"You'd never imagine dad belonged to the same family."

"Anybody could see they did. They're very much alike. Martha, you don't do your father justice. You wait till you get into trouble and you'll see whether he's a good friend or not."

"Yes. Well, maybe I won't get into trouble. There's no certainty. I know now very well what he'd do. He'd do anything he could for me because I'm your little pet."

"You're a ridiculous child, Martha."

"I know that. You say that whenever you don't want to acknowledge I've hit the nail on the head."

"I said plainly your dad is of another temperament."

"I'll say he is!"

"Isn't life too funny?" thought Emily. "Jim's boy has spoiled Bob for Martha, and Jim makes Bob seem uninteresting to Martha. Things go too much in circles in the family," she thought to herself. And Emily sat there, not listening closely to Martha's chatter. She was thinking about her startling question. Could Martha really have wondered about that when she was eight? What was the use of imagining one saw into a child's mind! Had the child ever seen things on the face of her uncle or her mother that had made her wonder things she didn't yet dare to ask about? After all, Martha had been twelve when Jim died. An hour before Emily would have laughed at such an idea. And after all, suppose the child did understand!
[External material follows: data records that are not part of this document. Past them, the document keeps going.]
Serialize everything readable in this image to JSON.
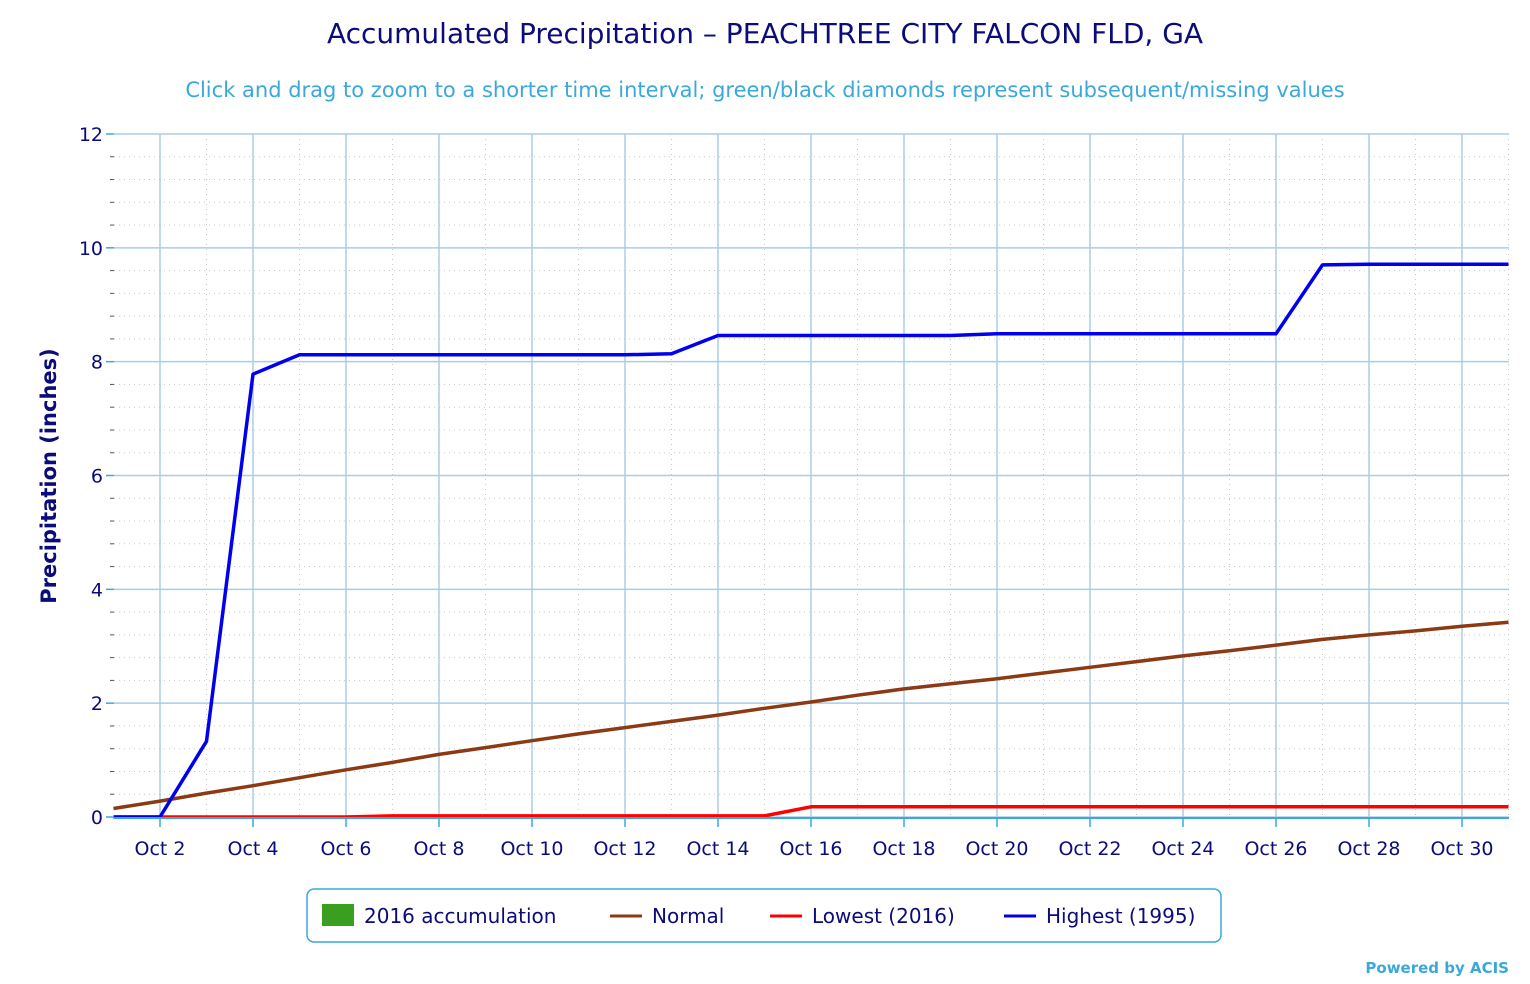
{
  "chart_data": {
    "type": "line",
    "title": "Accumulated Precipitation – PEACHTREE CITY FALCON FLD, GA",
    "subtitle": "Click and drag to zoom to a shorter time interval; green/black diamonds represent subsequent/missing values",
    "ylabel": "Precipitation (inches)",
    "xlabel": "",
    "xlim": [
      1,
      31
    ],
    "ylim": [
      0,
      12
    ],
    "x_ticks": [
      2,
      4,
      6,
      8,
      10,
      12,
      14,
      16,
      18,
      20,
      22,
      24,
      26,
      28,
      30
    ],
    "x_tick_labels": [
      "Oct 2",
      "Oct 4",
      "Oct 6",
      "Oct 8",
      "Oct 10",
      "Oct 12",
      "Oct 14",
      "Oct 16",
      "Oct 18",
      "Oct 20",
      "Oct 22",
      "Oct 24",
      "Oct 26",
      "Oct 28",
      "Oct 30"
    ],
    "y_ticks": [
      0,
      2,
      4,
      6,
      8,
      10,
      12
    ],
    "y_tick_labels": [
      "0",
      "2",
      "4",
      "6",
      "8",
      "10",
      "12"
    ],
    "grid": true,
    "legend_position": "bottom-center",
    "series": [
      {
        "name": "2016 accumulation",
        "color": "#3a9e1f",
        "kind": "area",
        "x": [],
        "values": []
      },
      {
        "name": "Normal",
        "color": "#8b3a14",
        "kind": "line",
        "x": [
          1,
          2,
          3,
          4,
          5,
          6,
          7,
          8,
          9,
          10,
          11,
          12,
          13,
          14,
          15,
          16,
          17,
          18,
          19,
          20,
          21,
          22,
          23,
          24,
          25,
          26,
          27,
          28,
          29,
          30,
          31
        ],
        "values": [
          0.15,
          0.28,
          0.42,
          0.55,
          0.69,
          0.83,
          0.96,
          1.1,
          1.22,
          1.34,
          1.46,
          1.57,
          1.68,
          1.79,
          1.91,
          2.02,
          2.14,
          2.25,
          2.34,
          2.43,
          2.53,
          2.63,
          2.73,
          2.83,
          2.92,
          3.02,
          3.12,
          3.2,
          3.27,
          3.35,
          3.42
        ]
      },
      {
        "name": "Lowest (2016)",
        "color": "#ff0000",
        "kind": "line",
        "x": [
          1,
          2,
          3,
          4,
          5,
          6,
          7,
          8,
          9,
          10,
          11,
          12,
          13,
          14,
          15,
          16,
          17,
          18,
          19,
          20,
          21,
          22,
          23,
          24,
          25,
          26,
          27,
          28,
          29,
          30,
          31
        ],
        "values": [
          0,
          0,
          0,
          0,
          0,
          0,
          0.02,
          0.02,
          0.02,
          0.02,
          0.02,
          0.02,
          0.02,
          0.02,
          0.02,
          0.18,
          0.18,
          0.18,
          0.18,
          0.18,
          0.18,
          0.18,
          0.18,
          0.18,
          0.18,
          0.18,
          0.18,
          0.18,
          0.18,
          0.18,
          0.18
        ]
      },
      {
        "name": "Highest (1995)",
        "color": "#0000ee",
        "kind": "line",
        "x": [
          1,
          2,
          3,
          4,
          5,
          6,
          7,
          8,
          9,
          10,
          11,
          12,
          13,
          14,
          15,
          16,
          17,
          18,
          19,
          20,
          21,
          22,
          23,
          24,
          25,
          26,
          27,
          28,
          29,
          30,
          31
        ],
        "values": [
          0,
          0,
          1.33,
          7.78,
          8.12,
          8.12,
          8.12,
          8.12,
          8.12,
          8.12,
          8.12,
          8.12,
          8.14,
          8.46,
          8.46,
          8.46,
          8.46,
          8.46,
          8.46,
          8.49,
          8.49,
          8.49,
          8.49,
          8.49,
          8.49,
          8.49,
          9.7,
          9.71,
          9.71,
          9.71,
          9.71
        ]
      }
    ]
  },
  "legend": {
    "items": [
      {
        "label": "2016 accumulation",
        "swatch": "box",
        "color": "#3a9e1f"
      },
      {
        "label": "Normal",
        "swatch": "line",
        "color": "#8b3a14"
      },
      {
        "label": "Lowest (2016)",
        "swatch": "line",
        "color": "#ff0000"
      },
      {
        "label": "Highest (1995)",
        "swatch": "line",
        "color": "#0000ee"
      }
    ]
  },
  "credit": "Powered by ACIS"
}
If she did, she understood nothing dishonorable—nothing a girl nowadays might not meditate upon.

For girls nowadays—well, Bob the other night came into the dining room declaring violently he couldn't sit on the veranda with them. That Ellis girl had been saying—and Johnnie was there, and that beach guard he runs about with—she had said right in front of those men that she had to dramatize some part of the Bible next fall term, and she had chosen the fall of Jericho because of the harlot in it. And Martha had said, "Goodness! You can find a story with more than one harlot in it. Can't she, Johnnie?" And Johnnie had had the decency to say he didn't know. He hadn't been to Sunday school for a long time. Emily had been sure Martha had done it simply to shock Bob. She defended the girls. "I don't care what you say, Bob. It's a lot better than the way I was brought up. It's just a good thing that they talk so frankly with me about such things." And yet—once in a while—she had misgivings—not so much about Martha, of course—who was a good child—but about Eve, for instance, and other girls.